For now, though, I'm fine with just handling this manually in an editor that supports Regular Expression replacement. Visual Studio does it, as do most of the top Notepad replacement tools (Notepad++, Notepad2, etc.). Now that SQL Server Management Studio uses the Visual Studio IDE, you can do Regex replacements in SSMS as well.

  1. Generate your script and open it in a new query window - if you're just scripting schema, you can right click on the database, select Tasks, and pick the Generate Scripts task (selecting a new query window as the output method). If you're scripting schema and data with SqlPubWiz, output to a SQL file and open it in SSMS.
  2. Bring up the Quick Replace dialog (Edit -> Find / Replace -> Quick Replace, or just hit ctrl-h).
  3. Expand the "Find Options" section and check the "Use" checkbox, then ensure "Regular expressions" is selected.
  4. Enter the correct Regex find and replacements as shown below. Note that Visual Studio has its own bastardized Regex syntax, so you'll need to tweak the regexes.
    Revised Find expression: ^IF\ NOT\ EXISTS\ \(SELECT\ \*\ FROM\ sys\.objects\ WHERE\ object_id\ =\ OBJECT_ID\(N'\[dbo\]\.\[{.+}\]'\)\ AND\ type\ in\ \(N'U'\)\)
    Revised Replace expression: IF EXISTS (SELECT * FROM INFORMATION_SCHEMA.TABLES WHERE TABLE_NAME = N'\1' AND TABLE_TYPE = 'BASE TABLE') 
  5. Hit the Replace All button.
  6. Make sure the script still compiles by hitting CTRL-F5.

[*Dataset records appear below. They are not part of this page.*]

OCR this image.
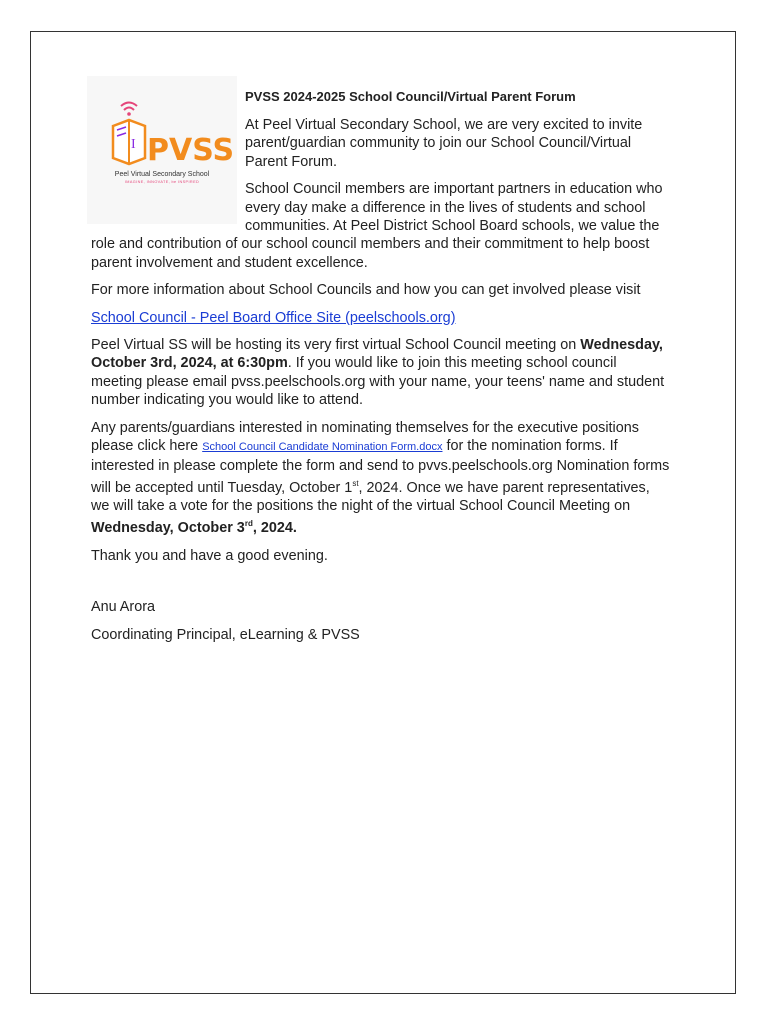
I PVSS
Peel Virtual Secondary School
IMAGINE, INNOVATE, be INSPIRED
PVSS 2024-2025 School Council/Virtual Parent Forum

At Peel Virtual Secondary School, we are very excited to invite parent/guardian community to join our School Council/Virtual Parent Forum.

School Council members are important partners in education who every day make a difference in the lives of students and school communities. At Peel District School Board schools, we value the role and contribution of our school council members and their commitment to help boost parent involvement and student excellence.

For more information about School Councils and how you can get involved please visit

School Council - Peel Board Office Site (peelschools.org)

Peel Virtual SS will be hosting its very first virtual School Council meeting on Wednesday, October 3rd, 2024, at 6:30pm. If you would like to join this meeting school council meeting please email pvss.peelschools.org with your name, your teens' name and student number indicating you would like to attend.

Any parents/guardians interested in nominating themselves for the executive positions please click here School Council Candidate Nomination Form.docx for the nomination forms. If interested in please complete the form and send to pvvs.peelschools.org Nomination forms will be accepted until Tuesday, October 1st, 2024. Once we have parent representatives, we will take a vote for the positions the night of the virtual School Council Meeting on Wednesday, October 3rd, 2024.

Thank you and have a good evening.

Anu Arora

Coordinating Principal, eLearning & PVSS
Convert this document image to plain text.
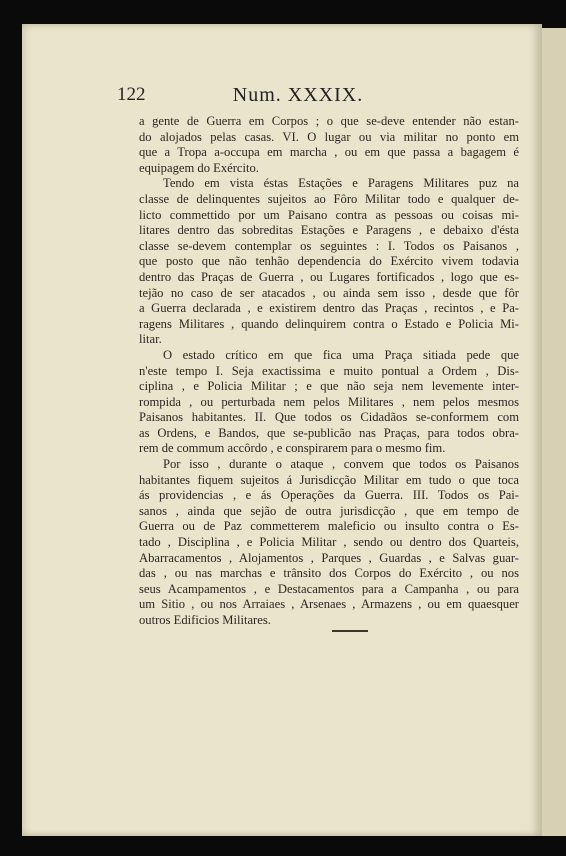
122	Num. XXXIX.

a gente de Guerra em Corpos ; o que se-deve entender não estan-
do alojados pelas casas. VI. O lugar ou via militar no ponto em
que a Tropa a-occupa em marcha , ou em que passa a bagagem é
equipagem do Exército.

Tendo em vista éstas Estações e Paragens Militares puz na
classe de delinquentes sujeitos ao Fôro Militar todo e qualquer de-
licto commettido por um Paisano contra as pessoas ou coisas mi-
litares dentro das sobreditas Estações e Paragens , e debaixo d'ésta
classe se-devem contemplar os seguintes : I. Todos os Paisanos ,
que posto que não tenhão dependencia do Exército vivem todavia
dentro das Praças de Guerra , ou Lugares fortificados , logo que es-
tejão no caso de ser atacados , ou ainda sem isso , desde que fôr
a Guerra declarada , e existirem dentro das Praças , recintos , e Pa-
ragens Militares , quando delinquirem contra o Estado e Policia Mi-
litar.

O estado crítico em que fica uma Praça sitiada pede que
n'este tempo I. Seja exactissima e muito pontual a Ordem , Dis-
ciplina , e Policia Militar ; e que não seja nem levemente inter-
rompida , ou perturbada nem pelos Militares , nem pelos mesmos
Paisanos habitantes. II. Que todos os Cidadãos se-conformem com
as Ordens, e Bandos, que se-publicão nas Praças, para todos obra-
rem de commum accôrdo , e conspirarem para o mesmo fim.

Por isso , durante o ataque , convem que todos os Paisanos
habitantes fiquem sujeitos á Jurisdicção Militar em tudo o que toca
ás providencias , e ás Operações da Guerra. III. Todos os Pai-
sanos , ainda que sejão de outra jurisdicção , que em tempo de
Guerra ou de Paz commetterem maleficio ou insulto contra o Es-
tado , Disciplina , e Policia Militar , sendo ou dentro dos Quarteis,
Abarracamentos , Alojamentos , Parques , Guardas , e Salvas guar-
das , ou nas marchas e trânsito dos Corpos do Exército , ou nos
seus Acampamentos , e Destacamentos para a Campanha , ou para
um Sitio , ou nos Arraiaes , Arsenaes , Armazens , ou em quaesquer
outros Edificios Militares.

[1] Jamie Thomson reported one issue with INFORMATION_SCHEMA behavior changing between 2000 and 2005 due to an implementation bug in INFORMATION_SCHEMA.COLUMNS.NUMERIC.PRECISION for smalldatetime and datetime.

4 Comments

  • I understand your gripe, but there's a reason that SMO works the way it does.

    2005 is backwards compatible with 2000. that means any script you generate from a 2000 db will execute fine on a 2005 server. this means sysobjects and friends exists on a 2005 server.

    the converse is not true. a generic create script in 2005 will not execute in 2000, because of new datatypes, say, like varchar(max), xml, etc.

    so you can't expect a 2005 script to run on a 2000 server.

    if SMO devs used INFORMATION_SCHEMA when possible, the code would have been even more difficult to maintain, because sometimes they'd have to use sys.objects, sometimes sysobjects, and sometimes INFORMATION_SCHEMA.

    from a maintenance standpoint, better to limit to the minimum. which means INFORMATION_SCHEMA is out, unfortunately. perhaps not the best choice for customers, but certainly better from a code-complexity standpoint (which means less bugs - also good for customers :)

  • How would you query for tables in tempdb using information schema views?

  • Select * from tempdb.INFORMATION_SCHEMA.TABLES

  • One thing that surprised me about information_schema.routines is that it only stores the first 4000 characters of the procedure. This is a big problem when searching the text of longer stored procedures. I don't know if there are any other "gotchas" to use information_schema, but that might be another reason why Microsoft opted to stick with sys.